They were raking in $5,000 a week by selling cigarettes.
Five NYPD cops were busted in a sting operation for smuggling illegal guns and supposedly stolen slot machines, cigarettes and counterfeit goods, the feds said Tuesday.
A criminal complaint details schemes by a cabal at Brooklyn's 68th Precinct to betray their badges with help from on-the-job cops, retired officers and civilian pals.
"The complaint describes how a group of crime fighters took to moonlighting as criminals," Manhattan U.S. Attorney Preet Bharara said.
"How a gang of police officers who should have been keeping guns off the street instead smuggled 20 firearms into the city, and how a number of men once charged with enforcing the law are now charged with breaking it."
Mayor Bloomberg said if the charges prove to be true "it would be a disgraceful and deplorable betrayal of the public trust."
The allegedly corrupt cops were snared by a confidential informant on the FBI payroll - and caught on tape hatching and carrying out the off-duty misdeeds.

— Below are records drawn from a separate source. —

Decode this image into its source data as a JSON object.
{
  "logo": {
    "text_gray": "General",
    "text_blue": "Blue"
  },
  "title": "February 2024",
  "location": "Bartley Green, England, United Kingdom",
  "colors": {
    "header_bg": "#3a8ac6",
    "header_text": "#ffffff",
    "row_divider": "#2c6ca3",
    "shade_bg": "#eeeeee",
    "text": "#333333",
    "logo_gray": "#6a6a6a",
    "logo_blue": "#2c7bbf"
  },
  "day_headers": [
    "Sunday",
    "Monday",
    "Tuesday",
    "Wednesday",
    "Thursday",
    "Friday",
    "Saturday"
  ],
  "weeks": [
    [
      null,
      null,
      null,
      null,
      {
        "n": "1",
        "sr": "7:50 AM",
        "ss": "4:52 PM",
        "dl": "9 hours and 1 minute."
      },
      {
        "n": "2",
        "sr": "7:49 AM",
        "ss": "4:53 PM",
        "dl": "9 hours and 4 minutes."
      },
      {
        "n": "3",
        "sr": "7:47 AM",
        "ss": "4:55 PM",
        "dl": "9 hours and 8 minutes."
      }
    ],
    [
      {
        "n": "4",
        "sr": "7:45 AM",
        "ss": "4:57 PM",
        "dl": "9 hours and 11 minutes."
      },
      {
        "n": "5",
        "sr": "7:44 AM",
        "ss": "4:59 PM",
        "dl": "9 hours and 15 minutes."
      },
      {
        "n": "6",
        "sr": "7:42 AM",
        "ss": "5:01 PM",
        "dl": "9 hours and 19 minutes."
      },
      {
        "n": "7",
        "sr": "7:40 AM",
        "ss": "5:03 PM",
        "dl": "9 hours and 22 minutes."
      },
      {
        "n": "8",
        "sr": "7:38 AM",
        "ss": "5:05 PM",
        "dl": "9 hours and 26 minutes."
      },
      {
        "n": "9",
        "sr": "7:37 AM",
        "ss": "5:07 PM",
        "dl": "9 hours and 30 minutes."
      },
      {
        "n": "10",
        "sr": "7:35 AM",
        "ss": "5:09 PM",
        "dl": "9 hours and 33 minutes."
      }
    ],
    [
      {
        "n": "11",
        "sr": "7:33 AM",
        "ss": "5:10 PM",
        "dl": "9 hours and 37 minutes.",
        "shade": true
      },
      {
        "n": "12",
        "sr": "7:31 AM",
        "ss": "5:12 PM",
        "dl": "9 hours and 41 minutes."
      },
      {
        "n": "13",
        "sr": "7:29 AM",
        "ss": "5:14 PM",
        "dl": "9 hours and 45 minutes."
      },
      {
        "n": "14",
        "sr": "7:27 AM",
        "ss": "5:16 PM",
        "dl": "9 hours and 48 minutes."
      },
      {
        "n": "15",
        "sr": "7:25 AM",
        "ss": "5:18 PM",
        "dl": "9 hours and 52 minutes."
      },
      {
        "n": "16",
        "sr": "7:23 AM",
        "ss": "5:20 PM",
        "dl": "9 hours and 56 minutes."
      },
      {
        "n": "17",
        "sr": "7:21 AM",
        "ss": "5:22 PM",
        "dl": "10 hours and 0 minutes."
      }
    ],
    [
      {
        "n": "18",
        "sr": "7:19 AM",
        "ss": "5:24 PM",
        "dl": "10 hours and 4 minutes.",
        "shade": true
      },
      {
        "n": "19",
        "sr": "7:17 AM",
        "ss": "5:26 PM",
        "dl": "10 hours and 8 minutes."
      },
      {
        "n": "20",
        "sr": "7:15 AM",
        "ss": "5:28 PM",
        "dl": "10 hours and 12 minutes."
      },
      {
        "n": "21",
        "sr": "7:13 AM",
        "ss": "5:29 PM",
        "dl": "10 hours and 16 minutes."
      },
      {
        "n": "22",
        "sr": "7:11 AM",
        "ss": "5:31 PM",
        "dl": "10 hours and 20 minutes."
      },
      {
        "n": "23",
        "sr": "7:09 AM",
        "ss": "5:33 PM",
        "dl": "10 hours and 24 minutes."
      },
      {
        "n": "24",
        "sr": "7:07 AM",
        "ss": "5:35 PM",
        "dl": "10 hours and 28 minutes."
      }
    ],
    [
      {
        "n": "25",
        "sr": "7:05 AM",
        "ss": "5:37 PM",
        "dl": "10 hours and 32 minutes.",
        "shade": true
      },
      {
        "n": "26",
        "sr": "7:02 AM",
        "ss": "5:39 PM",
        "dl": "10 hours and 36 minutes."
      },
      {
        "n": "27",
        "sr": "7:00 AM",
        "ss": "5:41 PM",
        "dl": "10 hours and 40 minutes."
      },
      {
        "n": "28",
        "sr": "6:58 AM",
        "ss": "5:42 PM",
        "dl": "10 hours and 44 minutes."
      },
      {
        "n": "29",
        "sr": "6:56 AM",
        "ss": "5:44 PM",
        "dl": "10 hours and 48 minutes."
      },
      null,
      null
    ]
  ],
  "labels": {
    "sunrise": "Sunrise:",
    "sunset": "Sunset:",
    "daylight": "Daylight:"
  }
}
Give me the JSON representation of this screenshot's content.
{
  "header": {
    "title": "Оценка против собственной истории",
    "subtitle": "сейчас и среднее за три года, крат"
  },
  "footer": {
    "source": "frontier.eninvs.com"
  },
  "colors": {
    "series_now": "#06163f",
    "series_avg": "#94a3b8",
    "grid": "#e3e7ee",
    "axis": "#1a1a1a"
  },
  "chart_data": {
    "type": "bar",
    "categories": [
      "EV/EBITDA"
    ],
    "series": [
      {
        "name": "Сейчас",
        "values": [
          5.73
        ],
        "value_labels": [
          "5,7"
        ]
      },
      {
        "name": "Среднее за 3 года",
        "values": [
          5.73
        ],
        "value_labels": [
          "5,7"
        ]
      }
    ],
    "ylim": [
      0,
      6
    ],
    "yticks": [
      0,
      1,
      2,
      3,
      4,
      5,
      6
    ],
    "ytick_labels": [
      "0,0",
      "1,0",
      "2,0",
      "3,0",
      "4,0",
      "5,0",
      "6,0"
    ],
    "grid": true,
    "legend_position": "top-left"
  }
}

"I'm getting a good army set up here," Officer William Masso, 47, bragged to the informant about his growing crew, according to one recording.
Prosecutors say Masso was the ringleader and met the informant in late 2009 when he was looking for someone who would "fix" traffic tickets.
Before long, the complaint says, Masso was offering to do a lot more than make a few summonses disappear.
By early 2010, Masso and the informant were talking about selling contraband, including illegal cigarettes, court papers say.
The cop said he had done it before - raking in $5,000 a week by selling cigarettes with fake tax stamps he got from an American Indian reservation.